Dante e l’Islàm
di Eros Barone
Dante ha veduto il tutto e ha scritto il tutto.
Franco Sacchetti, Trecentonovelle, novella CXXI.
Dante non finisce mai di sorprenderci e di sfidarci, come dimostra quanto è successo in una classe di terza media di Treviso, dove due alunni musulmani sono stati esentati dallo studio del capolavoro di Dante Alighieri, definito “un’opera a sfondo religioso” in contrasto con la fede dei due ragazzini. L’iniziativa era nata dallo scrupolo di un professore che, nell’affrontare lo studio della Divina Commedia, aveva scritto alle famiglie i cui figli sono già esentati dall’ora di religione per chiedere il consenso a trattare l’opera dantesca. In risposta i genitori degli alunni musulmani hanno chiesto che i figli fossero esonerati dallo studio, dai compiti in classe e dalle interrogazioni su Dante, perché l’opera “offende l’Islàm”. Così, il ministero ha disposto un’ispezione e per i due alunni l’insegnante ha dovuto elaborare un programma parallelo alternativo, dedicato a Boccaccio.
L’episodio sembra quindi rientrare nelle cronache conflittuali in cui si scontrano due modelli educativi opposti: da un lato, quello di una scuola multiculturale e inclusiva, disposta a modificare il canone letterario sotteso all’insegnamento dell’italiano in funzione delle esigenze confessionali di determinati gruppi religiosi; dall’altro, quello di una scuola tesa ad affermare la centralità di una cultura e di una tradizione strettamente legate alla storia del nostro paese, ma nel contempo ricche di valenze universali.

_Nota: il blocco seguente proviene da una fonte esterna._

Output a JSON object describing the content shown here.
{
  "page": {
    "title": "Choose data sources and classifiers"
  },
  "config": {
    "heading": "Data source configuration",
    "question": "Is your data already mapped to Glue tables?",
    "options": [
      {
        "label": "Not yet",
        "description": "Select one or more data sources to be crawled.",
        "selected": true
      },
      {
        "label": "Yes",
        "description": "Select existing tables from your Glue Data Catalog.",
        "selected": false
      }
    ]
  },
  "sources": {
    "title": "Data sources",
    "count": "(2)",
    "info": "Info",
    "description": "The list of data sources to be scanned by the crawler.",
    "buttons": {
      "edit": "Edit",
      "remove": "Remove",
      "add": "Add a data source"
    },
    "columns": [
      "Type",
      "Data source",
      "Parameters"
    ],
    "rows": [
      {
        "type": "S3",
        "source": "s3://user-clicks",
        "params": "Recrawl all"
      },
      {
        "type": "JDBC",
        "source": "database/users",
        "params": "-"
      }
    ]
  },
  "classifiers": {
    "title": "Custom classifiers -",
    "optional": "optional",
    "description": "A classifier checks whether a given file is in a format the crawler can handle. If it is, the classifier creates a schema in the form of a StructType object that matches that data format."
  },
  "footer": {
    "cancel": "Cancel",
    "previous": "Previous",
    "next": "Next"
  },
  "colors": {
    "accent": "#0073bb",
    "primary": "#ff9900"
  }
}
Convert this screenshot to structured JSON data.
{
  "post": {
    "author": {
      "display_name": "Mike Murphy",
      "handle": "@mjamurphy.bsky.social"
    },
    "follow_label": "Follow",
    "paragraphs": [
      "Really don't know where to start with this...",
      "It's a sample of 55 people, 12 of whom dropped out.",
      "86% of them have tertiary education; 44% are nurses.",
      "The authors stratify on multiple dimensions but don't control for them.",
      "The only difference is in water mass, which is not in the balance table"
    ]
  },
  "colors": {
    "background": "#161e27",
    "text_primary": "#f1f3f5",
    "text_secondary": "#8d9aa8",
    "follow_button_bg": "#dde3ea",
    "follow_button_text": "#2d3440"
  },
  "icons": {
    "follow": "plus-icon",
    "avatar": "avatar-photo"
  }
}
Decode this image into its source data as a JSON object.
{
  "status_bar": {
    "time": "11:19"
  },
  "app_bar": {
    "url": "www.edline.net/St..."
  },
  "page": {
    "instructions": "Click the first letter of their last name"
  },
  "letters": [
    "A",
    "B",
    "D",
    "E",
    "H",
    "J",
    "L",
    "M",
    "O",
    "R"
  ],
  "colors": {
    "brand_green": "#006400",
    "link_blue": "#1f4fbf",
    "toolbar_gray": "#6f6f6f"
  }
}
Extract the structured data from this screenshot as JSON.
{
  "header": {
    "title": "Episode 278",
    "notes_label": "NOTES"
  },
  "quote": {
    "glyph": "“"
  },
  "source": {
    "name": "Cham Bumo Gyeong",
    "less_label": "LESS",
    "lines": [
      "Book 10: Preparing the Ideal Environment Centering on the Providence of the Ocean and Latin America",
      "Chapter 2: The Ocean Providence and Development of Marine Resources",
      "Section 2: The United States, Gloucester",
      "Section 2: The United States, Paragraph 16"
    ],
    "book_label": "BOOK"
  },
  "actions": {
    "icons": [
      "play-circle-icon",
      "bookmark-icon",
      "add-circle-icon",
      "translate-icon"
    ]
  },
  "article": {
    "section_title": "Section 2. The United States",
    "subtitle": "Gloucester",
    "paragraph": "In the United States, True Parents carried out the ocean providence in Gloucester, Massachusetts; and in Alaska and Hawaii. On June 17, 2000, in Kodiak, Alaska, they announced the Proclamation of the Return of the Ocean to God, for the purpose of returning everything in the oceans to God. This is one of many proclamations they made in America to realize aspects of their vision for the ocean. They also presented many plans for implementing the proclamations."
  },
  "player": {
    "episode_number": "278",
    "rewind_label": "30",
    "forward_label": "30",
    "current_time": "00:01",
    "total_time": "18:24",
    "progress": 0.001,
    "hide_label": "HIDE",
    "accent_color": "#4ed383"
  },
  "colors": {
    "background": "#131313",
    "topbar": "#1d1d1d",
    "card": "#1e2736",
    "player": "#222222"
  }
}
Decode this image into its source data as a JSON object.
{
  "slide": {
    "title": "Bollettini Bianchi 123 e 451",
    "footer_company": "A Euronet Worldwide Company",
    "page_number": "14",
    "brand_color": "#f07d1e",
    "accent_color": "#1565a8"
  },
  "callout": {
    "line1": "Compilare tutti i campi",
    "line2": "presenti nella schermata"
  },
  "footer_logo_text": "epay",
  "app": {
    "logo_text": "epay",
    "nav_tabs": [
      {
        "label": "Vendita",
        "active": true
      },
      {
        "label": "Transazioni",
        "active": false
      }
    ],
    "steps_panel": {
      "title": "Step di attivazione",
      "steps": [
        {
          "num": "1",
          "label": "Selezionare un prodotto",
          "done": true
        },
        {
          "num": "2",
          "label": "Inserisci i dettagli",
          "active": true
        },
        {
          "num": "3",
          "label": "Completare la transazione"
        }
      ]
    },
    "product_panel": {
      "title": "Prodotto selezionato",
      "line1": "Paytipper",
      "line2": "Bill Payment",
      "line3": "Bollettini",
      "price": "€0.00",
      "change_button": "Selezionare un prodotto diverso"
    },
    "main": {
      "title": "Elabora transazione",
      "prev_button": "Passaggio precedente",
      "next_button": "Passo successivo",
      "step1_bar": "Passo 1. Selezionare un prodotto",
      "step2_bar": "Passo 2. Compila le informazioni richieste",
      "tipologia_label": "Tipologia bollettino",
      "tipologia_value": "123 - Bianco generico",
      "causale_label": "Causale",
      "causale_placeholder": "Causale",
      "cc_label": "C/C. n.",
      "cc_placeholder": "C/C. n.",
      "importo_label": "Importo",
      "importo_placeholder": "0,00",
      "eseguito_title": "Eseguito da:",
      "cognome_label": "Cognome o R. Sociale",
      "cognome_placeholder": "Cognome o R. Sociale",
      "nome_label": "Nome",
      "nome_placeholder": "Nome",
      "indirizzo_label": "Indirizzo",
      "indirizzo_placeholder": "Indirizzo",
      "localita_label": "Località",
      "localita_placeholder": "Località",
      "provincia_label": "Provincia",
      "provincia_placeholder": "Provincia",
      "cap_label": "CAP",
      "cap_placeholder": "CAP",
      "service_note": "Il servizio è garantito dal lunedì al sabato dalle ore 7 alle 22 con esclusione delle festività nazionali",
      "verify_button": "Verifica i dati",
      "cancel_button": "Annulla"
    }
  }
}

Sennonché, una volta scontata la grandezza “inevitabile” 1 del “sommo poeta”, si ripresenta la questione cruciale di “come” leggere la Divina Commedia e di “che cosa” andare a cercarvi. Un modo interessante per dare risposta a tali quesiti può essere quello di porre a Dante delle domande un poco irriverenti sul nostro presente, e lasciare che Dante risponda con le sue parole e con le sue categorie. Proviamo allora a farlo scegliendo proprio ciò che nell’approccio contemporaneo alla sua opera è motivo di scandalo e di rimozione: il rapporto tra Dante e l’Islàm. Si tratta chiaramente, come attesta l’episodio della scuola media di Treviso, di una verifica scabrosa, che permette sia di misurare la distanza tra noi e l’autore della Commedia, sia di verificare, semplificando al massimo il discorso, il giudizio sull’Alighieri come “fondatore del pensiero di destra nel nostro Paese” espresso qualche tempo fa dall’attuale ministro della Cultura. 2
Orbene, la prima cosa da rilevare è che pochi dannati sono colpiti da una pena più feroce di quella che tocca a Maometto nella nona bolgia. Leggere per credere (notando, oltre alle terribili metafore, il groviglio sintattico e il suono aspro dei versi, a cui Dante ricorre per mettere in scena, quasi visualizzandolo con un procedimento cinematografico in stile ‘splatter’, l’atroce contrappasso a cui è sottoposto il protagonista dell’episodio): «...Già veggia, per mezzul perdere o lulla, / com’io vidi un, così non si pertugia, / rotto dal mento infin dove si trulla. / Tra le gambe pendevan le minugia; / la corata pareva e’l tristo sacco / che merda fa di quel che si trangugia. / Mentre che tutto in lui veder m’attacco, / guardommi, e con le man s’aperse il petto, / dicendo: “Or vedi com’io mi dilacco! / vedi come storpiato è Maometto! / Dinanzi a me sen va piangendo Alì, / fesso nel volto dal mento al ciuffetto. / E tutti li altri che tu vedi qui, / seminator di scandalo e di scisma / fur vivi, e però son fessi così”» (Inferno, canto XXVIII, versi 22-36).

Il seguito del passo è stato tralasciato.